Via RealClear Politics is a very good article by Fred Siegel on a subject I have intended to blog for awhile, but never got to for one reason or another: The ongoing French Intifada, which exploded to prominence last year in the form of a nationwide rash of arson and violence on the outskirts of the major cities of France.

For the moment, the French are breathing a sigh of relief, as the anniversary of last year's three weeks of rioting by Muslim youth passed with much fanfare but no widespread disturbances.

...

The 2005 Ramadan Riots, which saw some 10,000 cars torched and 300 buildings firebombed, have been followed by a yearlong, lower-grade rolling riot - what some in the French police are calling a "permanent intifada." Nationwide, this works out to 15 attacks a day on police and firefighters, and 100 cars set ablaze nightly. And for the first time, the police are being subject to well-planned ambushes.

So when the Oct. 27 anniversary of last year's violence was met with "only" 277 torched cars, the Interior Ministry declared it "relatively calm."

But the trends are not good. While last year's violence was disorganized (rioters armed only with bricks, crowbars and Molotov cocktails) and largely confined to heavily immigrant Muslim and African neighborhoods, this past week saw a half-dozen well-organized attacks on public buses in non-immigrant neighborhoods by "youths" armed with guns. In some cases, they ordered passengers out at gunpoint, then firebombed the bus. In others, they've tossed Molotov cocktails into buses with the passengers still aboard.[bold added]
Remind me to stay the hell out of France!

If this state of affairs comes as a surprise, perhaps the role of the left -- which is dominant in France -- in fostering it will make it less so.
The Fifth Republic's foreign policy, which sees the Arab world as a counter-balance to U.S. and Israeli power, has unintentionally legitimated some of the violence. French television, its perspective an extension of the nation's ruling elites, has tried to incorporate young Muslims by depicting the conflicts in the Middle East largely from a Franco-Muslim perspective. On many nights, the TV news glorified the intifada against Israel. In the "al Dura affair," French TV went so far as to fabricate images of a Palestinian boy supposedly killed by Israelis.

The Muslim underclass, not surprisingly, identified with the "youths" attacking Israelis and sees in their own violence a heroic extension of the battle against the enemies of Islam.

...

But the old Socialist opposition - which had already managed to finish third in the 2002 presidential elections, behind the fascist Jean Le Pen - have been unable to capitalize on the nation's troubles. The Socialists, who largely represent government bureaucrats and professionals, are as cut off from popular sentiment as Chirac. They are, explains American expatriate writer Denis Boyles, so ardent in their courtship of the Muslim vote as to be literally tongue-tied when it comes to the violence. [bold added]
So one set of leftists glorified Moslem violence abroad and another set can't bring itself to condemn the violence at home even if doing so would make it more popular with the French electorate! This reminds me of nothing more than liberal criminal-coddling here in the United States. Leftist milquetoasts will deliver a litany of reasons why anything but the criminal is to blame (if his efforts aren't admired outright as a blow against an evil system) and at the same time work to defang the criminal justice system and disarm law-abiding citizens.

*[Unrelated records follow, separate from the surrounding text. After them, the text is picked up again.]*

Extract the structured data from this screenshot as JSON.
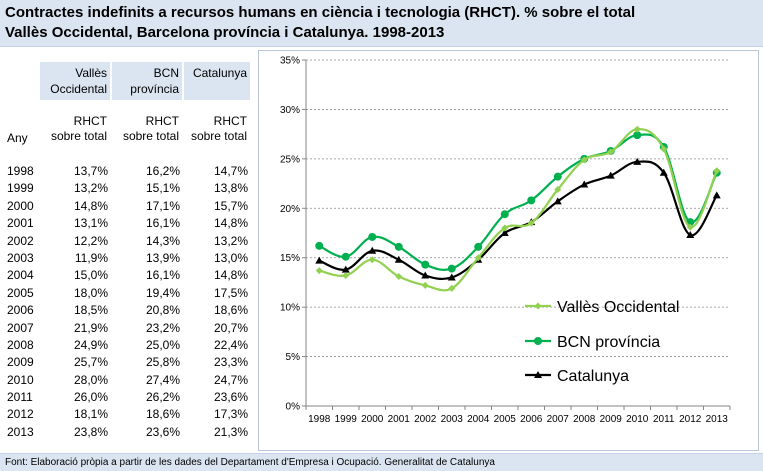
{
  "title": {
    "line1": "Contractes indefinits a recursos humans en ciència i tecnologia (RHCT). % sobre el total",
    "line2": "Vallès Occidental, Barcelona província i Catalunya. 1998-2013"
  },
  "table": {
    "columns": [
      {
        "line1": "Vallès",
        "line2": "Occidental"
      },
      {
        "line1": "BCN",
        "line2": "província"
      },
      {
        "line1": "Catalunya",
        "line2": ""
      }
    ],
    "subheader": {
      "line1": "RHCT",
      "line2": "sobre total"
    },
    "year_header": "Any",
    "rows": [
      {
        "year": "1998",
        "v1": "13,7%",
        "v2": "16,2%",
        "v3": "14,7%"
      },
      {
        "year": "1999",
        "v1": "13,2%",
        "v2": "15,1%",
        "v3": "13,8%"
      },
      {
        "year": "2000",
        "v1": "14,8%",
        "v2": "17,1%",
        "v3": "15,7%"
      },
      {
        "year": "2001",
        "v1": "13,1%",
        "v2": "16,1%",
        "v3": "14,8%"
      },
      {
        "year": "2002",
        "v1": "12,2%",
        "v2": "14,3%",
        "v3": "13,2%"
      },
      {
        "year": "2003",
        "v1": "11,9%",
        "v2": "13,9%",
        "v3": "13,0%"
      },
      {
        "year": "2004",
        "v1": "15,0%",
        "v2": "16,1%",
        "v3": "14,8%"
      },
      {
        "year": "2005",
        "v1": "18,0%",
        "v2": "19,4%",
        "v3": "17,5%"
      },
      {
        "year": "2006",
        "v1": "18,5%",
        "v2": "20,8%",
        "v3": "18,6%"
      },
      {
        "year": "2007",
        "v1": "21,9%",
        "v2": "23,2%",
        "v3": "20,7%"
      },
      {
        "year": "2008",
        "v1": "24,9%",
        "v2": "25,0%",
        "v3": "22,4%"
      },
      {
        "year": "2009",
        "v1": "25,7%",
        "v2": "25,8%",
        "v3": "23,3%"
      },
      {
        "year": "2010",
        "v1": "28,0%",
        "v2": "27,4%",
        "v3": "24,7%"
      },
      {
        "year": "2011",
        "v1": "26,0%",
        "v2": "26,2%",
        "v3": "23,6%"
      },
      {
        "year": "2012",
        "v1": "18,1%",
        "v2": "18,6%",
        "v3": "17,3%"
      },
      {
        "year": "2013",
        "v1": "23,8%",
        "v2": "23,6%",
        "v3": "21,3%"
      }
    ]
  },
  "footer": "Font: Elaboració pròpia a partir de les dades del Departament d'Empresa i Ocupació. Generalitat de Catalunya",
  "chart_data": {
    "type": "line",
    "categories": [
      "1998",
      "1999",
      "2000",
      "2001",
      "2002",
      "2003",
      "2004",
      "2005",
      "2006",
      "2007",
      "2008",
      "2009",
      "2010",
      "2011",
      "2012",
      "2013"
    ],
    "ylim": [
      0,
      35
    ],
    "yticks": [
      0,
      5,
      10,
      15,
      20,
      25,
      30,
      35
    ],
    "ytick_labels": [
      "0%",
      "5%",
      "10%",
      "15%",
      "20%",
      "25%",
      "30%",
      "35%"
    ],
    "grid": "horizontal",
    "legend_position": "bottom-right",
    "series": [
      {
        "name": "Vallès Occidental",
        "color": "#92d050",
        "marker": "diamond",
        "values": [
          13.7,
          13.2,
          14.8,
          13.1,
          12.2,
          11.9,
          15.0,
          18.0,
          18.5,
          21.9,
          24.9,
          25.7,
          28.0,
          26.0,
          18.1,
          23.8
        ]
      },
      {
        "name": "BCN província",
        "color": "#00b050",
        "marker": "circle",
        "values": [
          16.2,
          15.1,
          17.1,
          16.1,
          14.3,
          13.9,
          16.1,
          19.4,
          20.8,
          23.2,
          25.0,
          25.8,
          27.4,
          26.2,
          18.6,
          23.6
        ]
      },
      {
        "name": "Catalunya",
        "color": "#000000",
        "marker": "triangle",
        "values": [
          14.7,
          13.8,
          15.7,
          14.8,
          13.2,
          13.0,
          14.8,
          17.5,
          18.6,
          20.7,
          22.4,
          23.3,
          24.7,
          23.6,
          17.3,
          21.3
        ]
      }
    ]
  }
}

Believe it or not, the article ends on a hopeful note. Interior Minister (and political enemy of Jacques Chirac) Nicholas Sarkozy, who has achieved some success at curtailing the violence, stands to gain politically as a result. The man professes an admiration of Rudy Giuliani and of America. France needs a leader like this, and America could use such an ally. But is France already too far-gone for one man to make a difference? I hope not.

-- CAV

2 comments:

Myrhaf said...

It's fascinating how the French Intifada is a bellweather issue. If you think it is important, you are right-wing; if you are bored by it, you are left-wing.

Gus Van Horn said...

Hell, if you even call it what it is, you're "right wing".